294 - 333: Similarity Search in High Dimensions Flashcards
What is the Curse of Dimensionality?
It refers to the phenomenon where increasing the number of dimensions in data makes indexing and search increasingly inefficient, as distances between points tend to become indistinguishable.
What is the Jaccard Coefficient?
Jaccard Coefficient measures the similarity between two sets
A and B, calculated as J(A,B) = |A ∩ B / A ∪ B|
What is Locality Sensitive Hashing (LSH)?
LSH is an approximate hashing technique used to process similarity searches in high-dimensional spaces by grouping similar items into the same hash buckets.

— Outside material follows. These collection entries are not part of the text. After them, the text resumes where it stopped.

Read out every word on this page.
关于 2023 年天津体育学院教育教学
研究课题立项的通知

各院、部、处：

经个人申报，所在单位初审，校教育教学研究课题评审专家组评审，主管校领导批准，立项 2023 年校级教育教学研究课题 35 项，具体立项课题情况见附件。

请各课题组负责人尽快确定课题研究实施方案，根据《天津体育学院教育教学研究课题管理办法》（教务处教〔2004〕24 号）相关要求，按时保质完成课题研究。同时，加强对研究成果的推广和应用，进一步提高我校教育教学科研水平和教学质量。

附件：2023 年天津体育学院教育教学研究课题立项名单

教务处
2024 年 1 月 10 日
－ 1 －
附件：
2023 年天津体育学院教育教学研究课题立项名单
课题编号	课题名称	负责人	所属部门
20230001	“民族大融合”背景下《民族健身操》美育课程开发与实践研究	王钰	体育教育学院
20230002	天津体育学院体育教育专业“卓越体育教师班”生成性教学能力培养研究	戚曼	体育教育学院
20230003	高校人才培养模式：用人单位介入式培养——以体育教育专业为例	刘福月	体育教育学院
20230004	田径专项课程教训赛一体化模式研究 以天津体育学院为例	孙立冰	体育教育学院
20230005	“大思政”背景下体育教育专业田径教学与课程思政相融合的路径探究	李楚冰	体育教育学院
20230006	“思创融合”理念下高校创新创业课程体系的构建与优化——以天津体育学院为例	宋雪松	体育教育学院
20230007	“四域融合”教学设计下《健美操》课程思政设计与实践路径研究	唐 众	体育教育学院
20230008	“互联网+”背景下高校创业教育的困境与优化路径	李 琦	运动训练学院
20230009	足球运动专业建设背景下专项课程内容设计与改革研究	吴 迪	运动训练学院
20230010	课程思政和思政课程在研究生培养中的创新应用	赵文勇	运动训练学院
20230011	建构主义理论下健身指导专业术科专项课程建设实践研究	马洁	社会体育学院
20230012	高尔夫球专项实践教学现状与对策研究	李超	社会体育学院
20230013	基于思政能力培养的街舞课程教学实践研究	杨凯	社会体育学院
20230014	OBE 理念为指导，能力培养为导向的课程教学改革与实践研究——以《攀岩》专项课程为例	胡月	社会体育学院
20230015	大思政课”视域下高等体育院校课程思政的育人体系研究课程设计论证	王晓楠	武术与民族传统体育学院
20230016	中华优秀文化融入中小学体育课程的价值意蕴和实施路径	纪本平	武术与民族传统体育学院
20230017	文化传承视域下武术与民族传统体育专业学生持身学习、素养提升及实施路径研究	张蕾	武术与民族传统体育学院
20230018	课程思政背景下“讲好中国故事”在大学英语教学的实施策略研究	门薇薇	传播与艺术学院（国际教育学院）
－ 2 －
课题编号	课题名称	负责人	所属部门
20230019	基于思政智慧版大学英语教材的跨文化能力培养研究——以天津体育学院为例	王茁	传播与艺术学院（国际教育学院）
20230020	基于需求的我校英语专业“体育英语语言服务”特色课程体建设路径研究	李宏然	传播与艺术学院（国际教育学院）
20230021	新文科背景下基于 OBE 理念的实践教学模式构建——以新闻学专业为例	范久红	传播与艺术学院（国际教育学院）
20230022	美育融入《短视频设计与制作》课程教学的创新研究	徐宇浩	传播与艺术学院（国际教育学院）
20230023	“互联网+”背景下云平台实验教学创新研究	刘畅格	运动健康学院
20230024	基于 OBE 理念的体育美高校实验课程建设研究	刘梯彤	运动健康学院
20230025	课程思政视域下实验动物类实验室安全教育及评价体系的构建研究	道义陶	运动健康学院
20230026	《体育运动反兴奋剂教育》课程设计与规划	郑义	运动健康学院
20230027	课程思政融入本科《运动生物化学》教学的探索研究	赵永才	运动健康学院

In Min Hashing, the probability that the minimum hash value of two sets is the same is equivalent to which metric?
a) Euclidean Distance
b) Manhattan Distance
c) Jaccard Coefficient
d) Cosine Similarity
c) Jaccard Coefficient
How does Min Hashing approximate the Jaccard Coefficient?
By computing the smallest hash values of elements in sets and estimating similarity based on the proportion of identical hash values.
Why might Locality Sensitive Hashing (LSH) use multiple hash tables?
To increase the likelihood that similar objects will collide in at least one bucket, improving search accuracy.